Pipeline detailed
Pre-LLM (synchronous, zero LLM cost)
- StudentModelService.getSnapshot(userId, courseId) loads ConceptMastery (Beta distribution per concept), active/resolving misconceptions, EpisodicMemory, quizContext (avgScore, passRate, weakAreas), ChatSession history.
- RetrievalAgent.retrieve(query, studentModel) reformulates query, searches pgvector with tenant+course filters, boost by quizWeakAreas.
- PedagogicalAgent.select(studentModel, query) evaluates mastery + applies adjustments (chat-quiz divergence, age, learning style) → returns strategy.
- buildEnrichedPrompt assembles system prompt with strategy + RAG context + active misconceptions + recent quiz attempts.
Main LLM (streaming, SSE)
router.stream(taskType: "chat_tutor", messages, options) resolves provider via TenantTaskModelConfig. Fallback: Claude → OpenAI → xAI Grok → Google Gemini. Circuit breaker per provider (Redis state). Metering middleware: rate limit + credit check.
Post-LLM (background via after(), fire-and-forget)
- EvaluationAgent (Haiku, ~$0.001) classifies understanding, detects StudentMisconception, updates ConceptMastery (Bayesian).
- ContentAgent (Haiku, ~$0.001) pre-generates follow-up exercise (Redis 30min TTL).
- SessionSummarizer (every 10 turns, Haiku) summarizes long history.
- SupervisorAgent (Haiku, ~$0.001) classifies severity + category, applies strikes/quarantine.
Admin configuration
- TenantTaskModelConfig chooses provider+model per task type
- PedagogicalConfig configures thresholds per tenant (default 0.3, 0.5, 0.7, 0.9), domainOverrides, ageOverrides, learningStyleOverrides
Limitations
- First-token latency: 800-1500ms (including pre-LLM pipeline)
- Total turn latency: 2-8s for medium response (~300 words)

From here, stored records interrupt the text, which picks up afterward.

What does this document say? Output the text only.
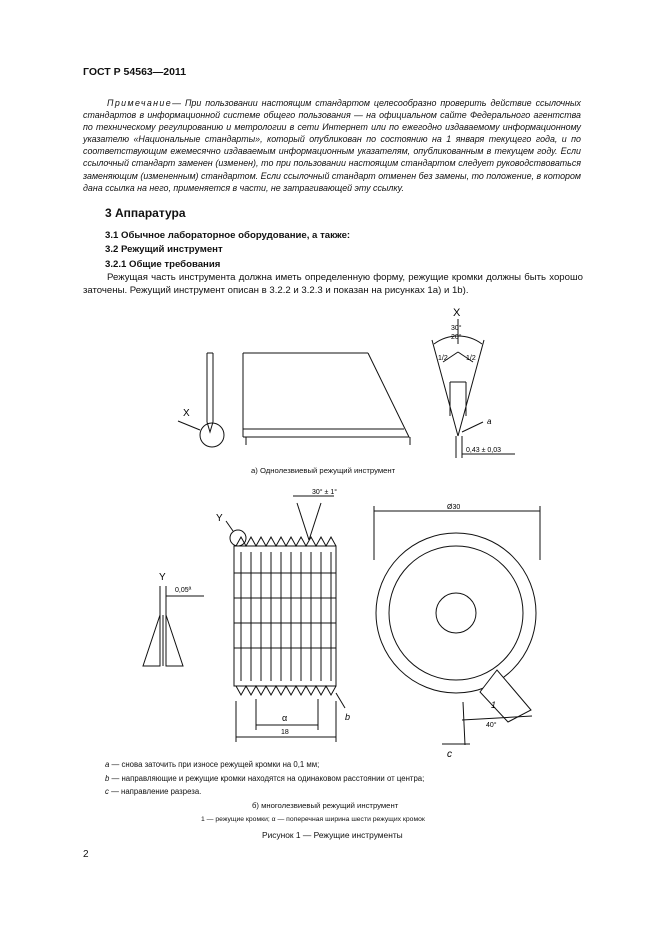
ГОСТ Р 54563—2011
Примечание— При пользовании настоящим стандартом целесообразно проверить действие ссылочных стандартов в информационной системе общего пользования — на официальном сайте Федерального агентства по техническому регулированию и метрологии в сети Интернет или по ежегодно издаваемому информационному указателю «Национальные стандарты», который опубликован по состоянию на 1 января текущего года, и по соответствующим ежемесячно издаваемым информационным указателям, опубликованным в текущем году. Если ссылочный стандарт заменен (изменен), то при пользовании настоящим стандартом следует руководствоваться заменяющим (измененным) стандартом. Если ссылочный стандарт отменен без замены, то положение, в котором дана ссылка на него, применяется в части, не затрагивающей эту ссылку.
3 Аппаратура
3.1 Обычное лабораторное оборудование, а также:
3.2 Режущий инструмент
3.2.1 Общие требования
Режущая часть инструмента должна иметь определенную форму, режущие кромки должны быть хорошо заточены. Режущий инструмент описан в 3.2.2 и 3.2.3 и показан на рисунках 1а) и 1b).
X
X
30°
20°
1/2	1/2
a
0,43 ± 0,03
Y
30° ± 1°
Y
0,05ª
Ø30
α
18
b
1
40°
c
а) Однолезвиевый режущий инструмент
a — снова заточить при износе режущей кромки на 0,1 мм;
b — направляющие и режущие кромки находятся на одинаковом расстоянии от центра;
c — направление разреза.
б) многолезвиевый режущий инструмент
1 — режущие кромки; α — поперечная ширина шести режущих кромок
Рисунок 1 — Режущие инструменты
2
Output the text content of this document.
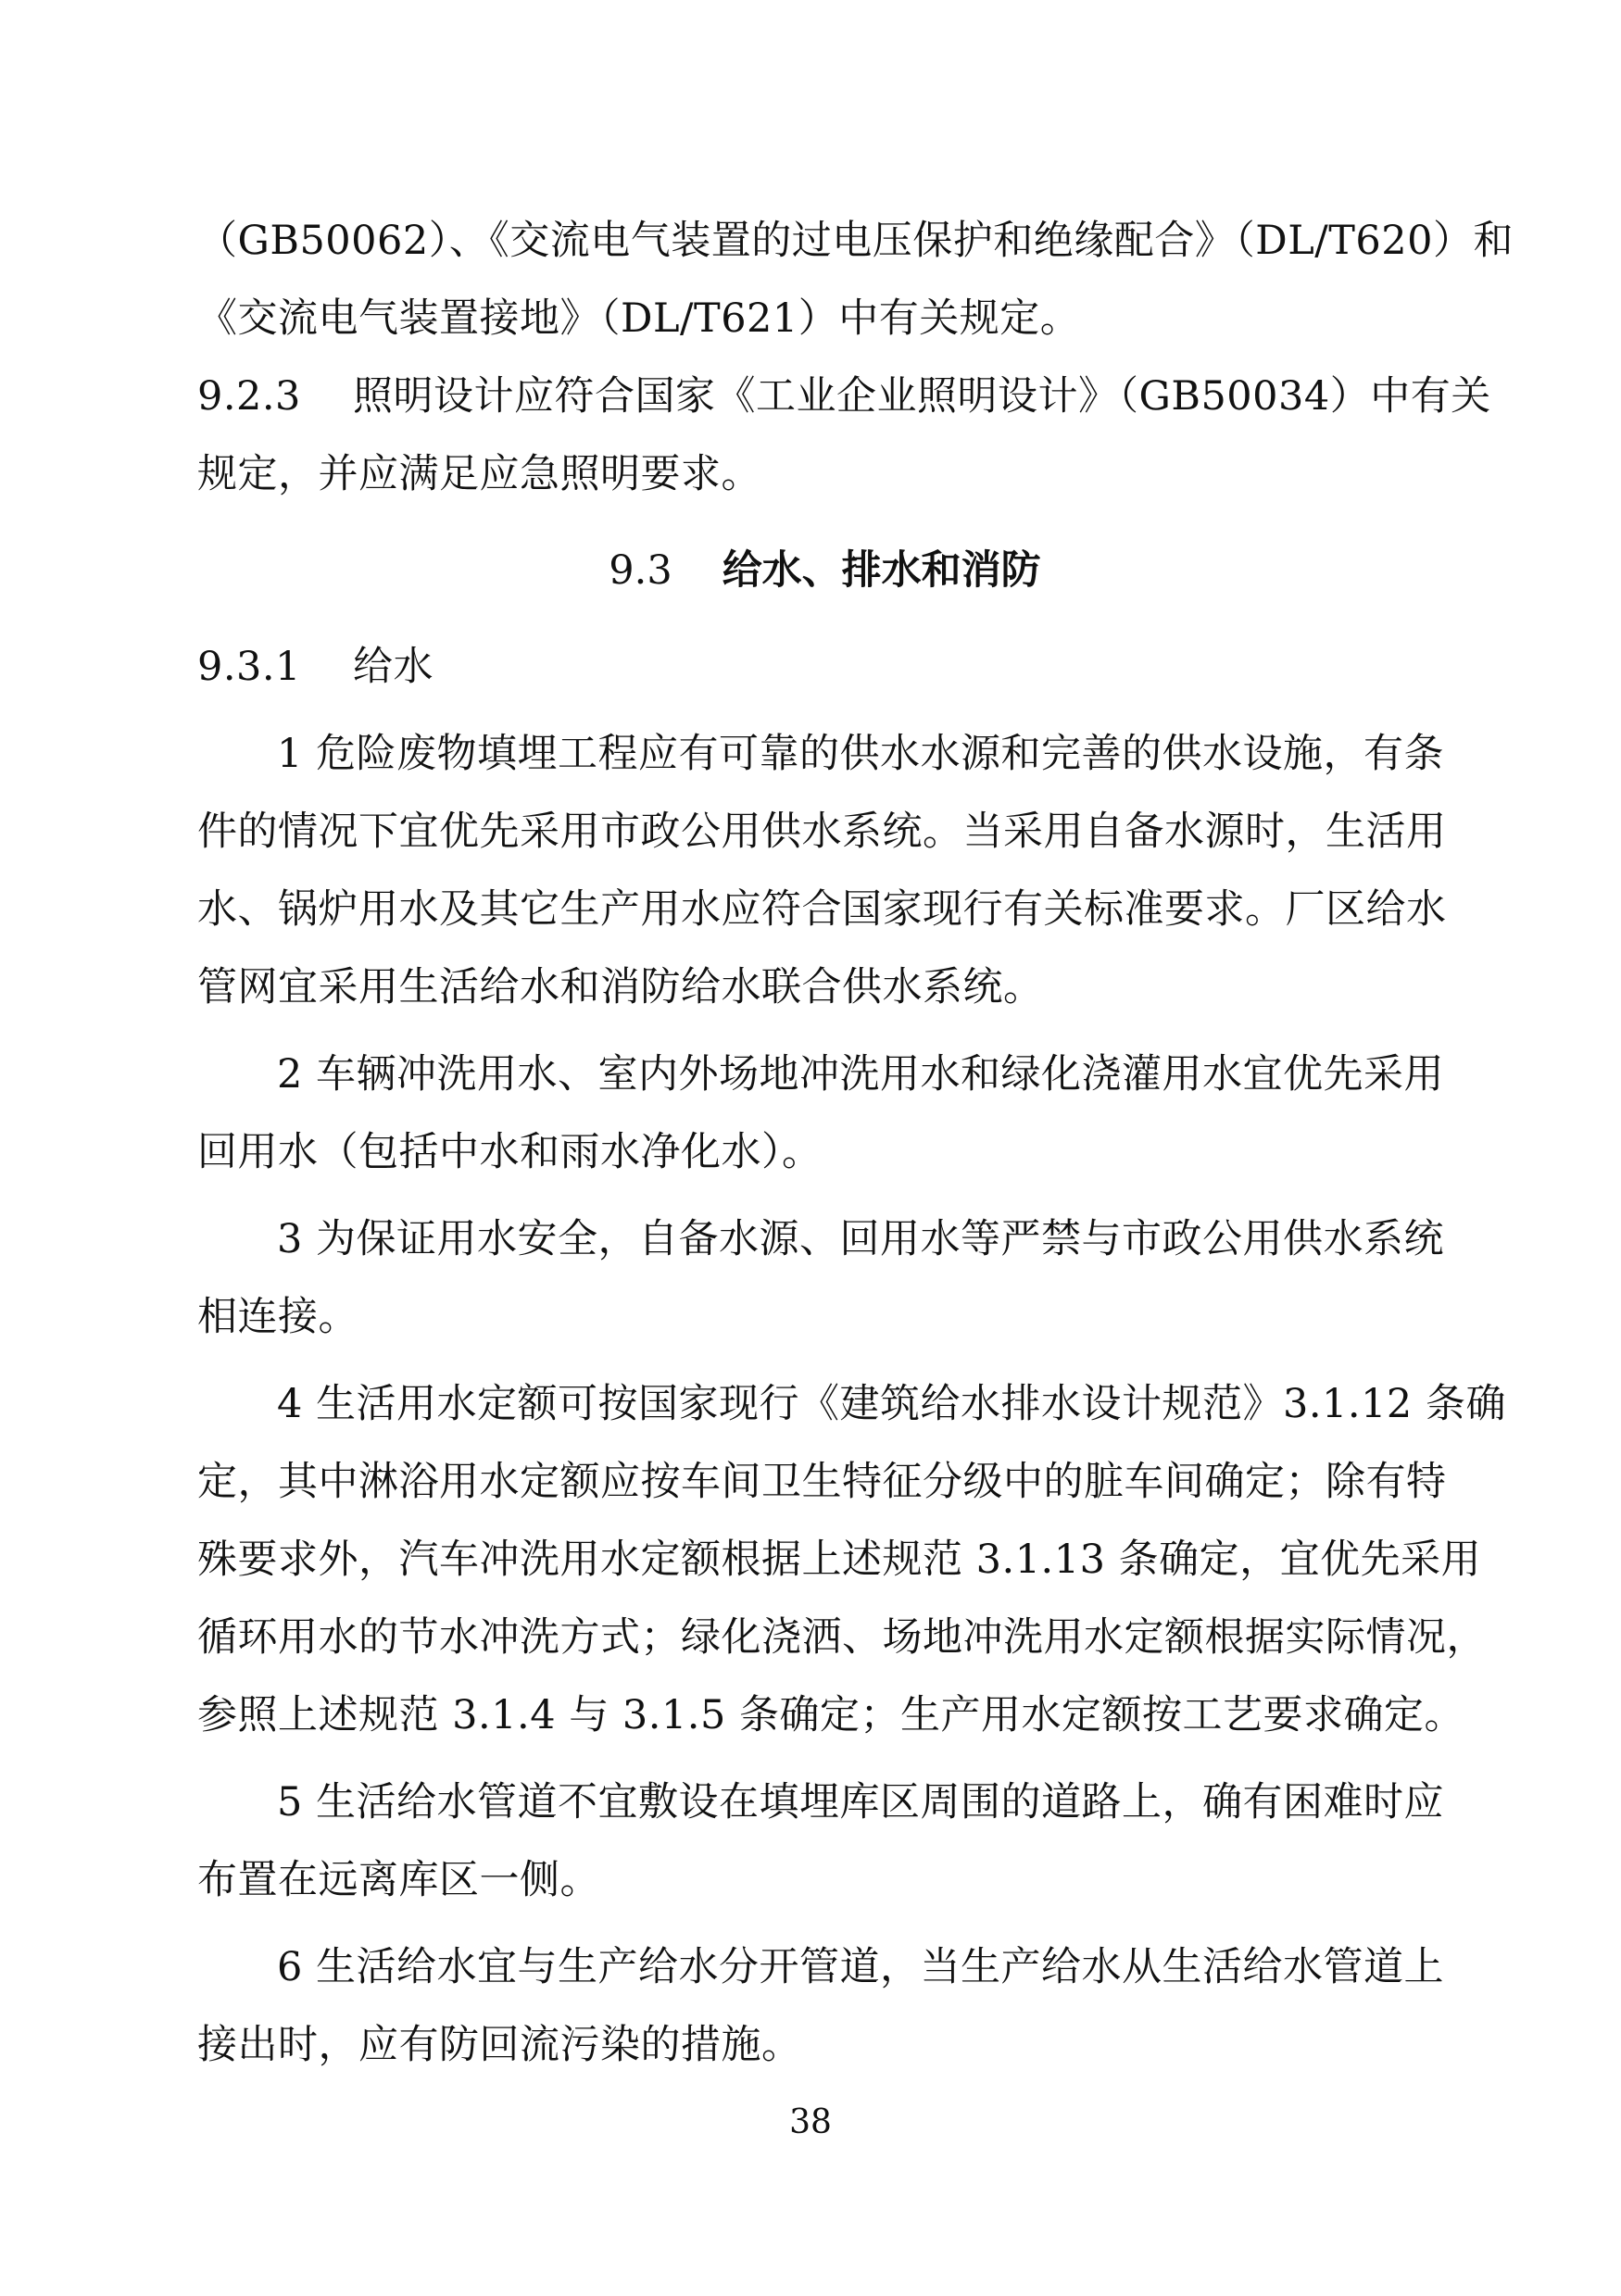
（GB50062）、《交流电气装置的过电压保护和绝缘配合》（DL/T620）和
《交流电气装置接地》（DL/T621）中有关规定。
9.2.3 照明设计应符合国家《工业企业照明设计》（GB50034）中有关
规定，并应满足应急照明要求。
9.3 给水、排水和消防
9.3.1 给水
1 危险废物填埋工程应有可靠的供水水源和完善的供水设施，有条
件的情况下宜优先采用市政公用供水系统。当采用自备水源时，生活用
水、锅炉用水及其它生产用水应符合国家现行有关标准要求。厂区给水
管网宜采用生活给水和消防给水联合供水系统。
2 车辆冲洗用水、室内外场地冲洗用水和绿化浇灌用水宜优先采用
回用水（包括中水和雨水净化水）。
3 为保证用水安全，自备水源、回用水等严禁与市政公用供水系统
相连接。
4 生活用水定额可按国家现行《建筑给水排水设计规范》3.1.12 条确
定，其中淋浴用水定额应按车间卫生特征分级中的脏车间确定；除有特
殊要求外，汽车冲洗用水定额根据上述规范 3.1.13 条确定，宜优先采用
循环用水的节水冲洗方式；绿化浇洒、场地冲洗用水定额根据实际情况，
参照上述规范 3.1.4 与 3.1.5 条确定；生产用水定额按工艺要求确定。
5 生活给水管道不宜敷设在填埋库区周围的道路上，确有困难时应
布置在远离库区一侧。
6 生活给水宜与生产给水分开管道，当生产给水从生活给水管道上
接出时，应有防回流污染的措施。
38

- Context window: limited by provider (Claude Sonnet 4.6 = 200K, GPT-4o = 128K)
- Talking avatar + voice (output): available as an opt-in per course — a real-time talking avatar with TTS voice via HeyGen LiveAvatar or D-ID (BYO provider key). See Avatar & TTS.
- Voice input (STT): speaking to the tutor (student speech → speech-to-text → chat) is not implemented yet (roadmap).